Cek Kesehatan di Labkesda Ratusan Peserta Lulus PPPK Paruh Waktu Langkat Kecewa, “‘Pertama Dianjurkan ke Puskesmas Terdekat, Tiba-tiba Harus ke Labkesda Kab Langkat, “.????

Ruangan Labkesda Langkat

Suaranusantara.online

LANGKAT – Ratusan peserta lulus Pegawai Pemerintah dengan Perjanjian Kerja (PPPK) Paruh Waktu kecewa karena harus melakukan cek kesehatan di gedung UPT Laboratorium Kesehatan Daerah (Labkesda) Kabupaten Langkat, Provinsi Sumatera Utara.
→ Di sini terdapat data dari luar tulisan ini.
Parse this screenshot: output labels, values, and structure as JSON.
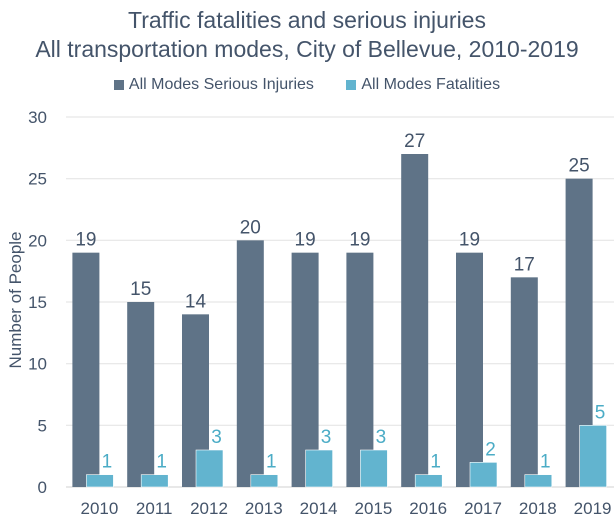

Jum’at (11/9/2025)

Pasalnya seharusnya untuk cek kesehatan cukup dilaksanakan di 31 Puskesmas yang tersebar di 23 kecamatan bukannya malah di perintahkan di satu titik sehinga banyak peserta yang lulus PPPK paruh waktu sangat kecewa dengan kondisi yang cukup padat dan antrian panjang.
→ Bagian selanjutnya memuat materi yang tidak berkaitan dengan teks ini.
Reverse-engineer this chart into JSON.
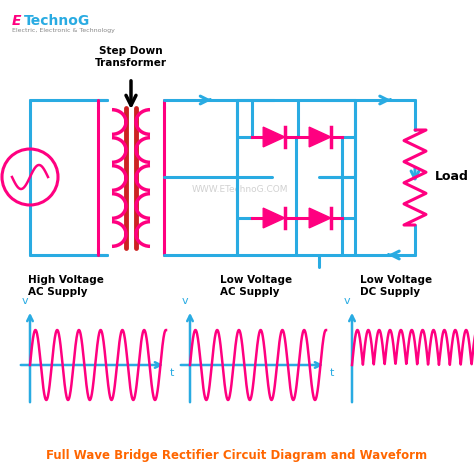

Padahal peserta yang melakukan cek kesehatan datang dari kecamatan-kecamatan yang lokasinya jauh padahal peserta lulus PPPK paruh waktu di daerahnya juga ada Puskesmas.
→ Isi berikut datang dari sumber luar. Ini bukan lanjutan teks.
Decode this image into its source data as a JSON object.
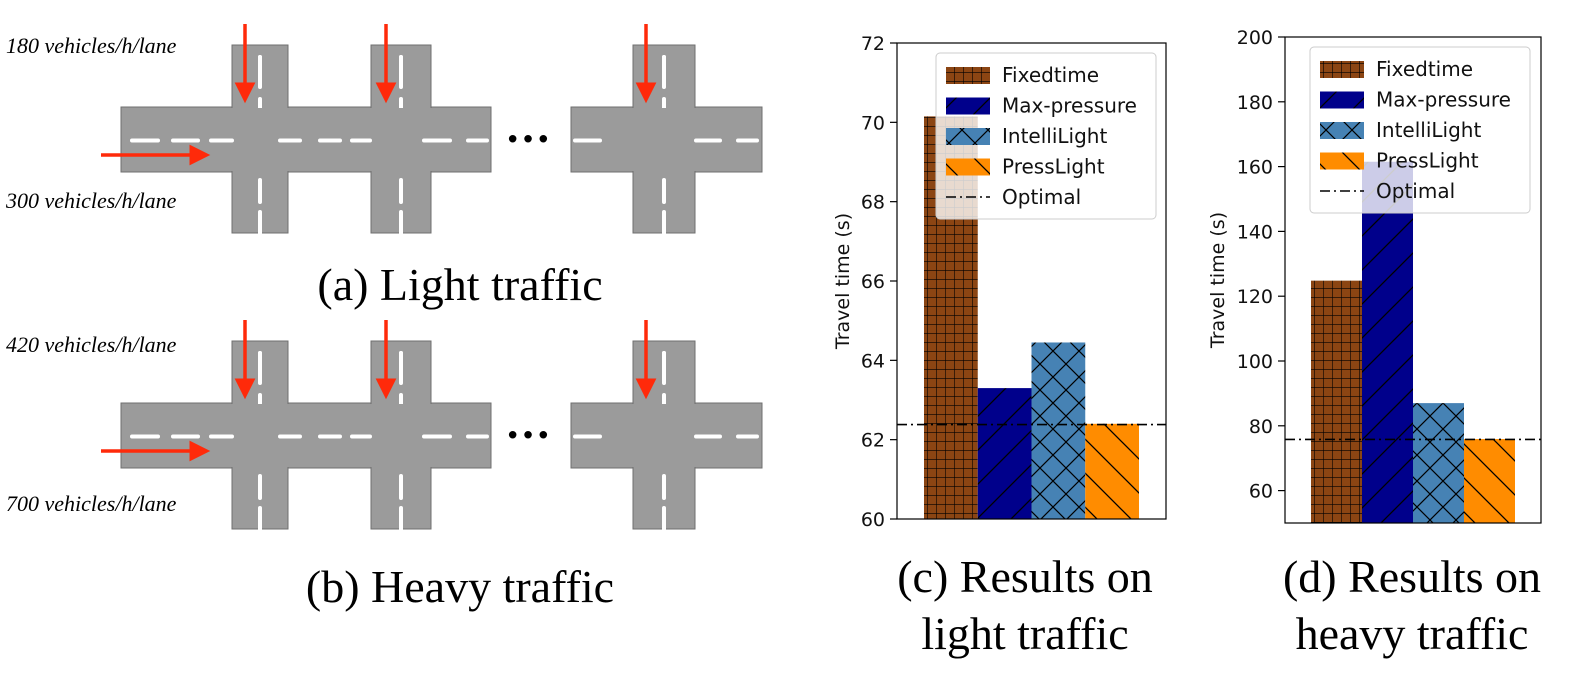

“Kami dari pagi sudah datang, namun hingga saat ini jam 15.40 Wib belum lagi melakukan pemeriksaan dan lihatlah pak kalau suasana penuh sesak karena saling berdesakan,” ujar beberapa perseta cek kesehatan yang tak ingin disebutkan namanya.

Saat konfirmasi terkait siapa yang mengarahkan cek kesehatan ke UPT Laboratorium Kesehatan Daerah di Stabat dan apakah Puskesmas tidak ada peralatan untuk itu langsung dijawab.

“Kami diarahkan dari dinas, kami ikut ajalah pak dari pada nanti dianggap membangkang dan kami juga heran kenapa tidak di Puskesmas yang ada di Langkat ini, toh hasilnya sama juga cek kesehatan, kalau Puskesmas di Langkat ini dianggap tidak ada fasilitas kesehatan kenapa tidak di tutup aja sekalian,” ujarnya mereka kesal.

Disebutkan lagi oleh peserta yang sudah melakukan cek kesehatan pada pagi hari namun belum pulang karena menunggu temannya yang belum selesai mengatakan jika proses awalnya peserta mendaftarkan dengan KTP dan menunggu untuk dipanggil dan setelah mendapat panggilan maka di dalam gedung membayar Rp 350.000 dan pemeriksaan hanya sebatas cek darah dari ujung jari dan cek tensi lalu keluar.

“Anehnya entah kenapa kok sekarang biayanya udah jadi Rp. 75.000 padahal tadi kami yang pagi Rp. 350.000 dan kami minta seharusnya buatlah kebijakan yang tidak membuat susah, apa lagi kondisi negara kita lagi repot bang, ini hanya karena keinginan oknum-oknum tertentu masyarakat di persulit,” ujar mereka mengakhiri

Hingga berita ini diterbitkan kepala UPT Labkesda Dr. Herlina belum berhasil di Konfirmasi dan di Kantor Dinas Kesehatan Langkat para pejanat terkait juga tidak berhasil dijumpai karena tidak berada di tempat.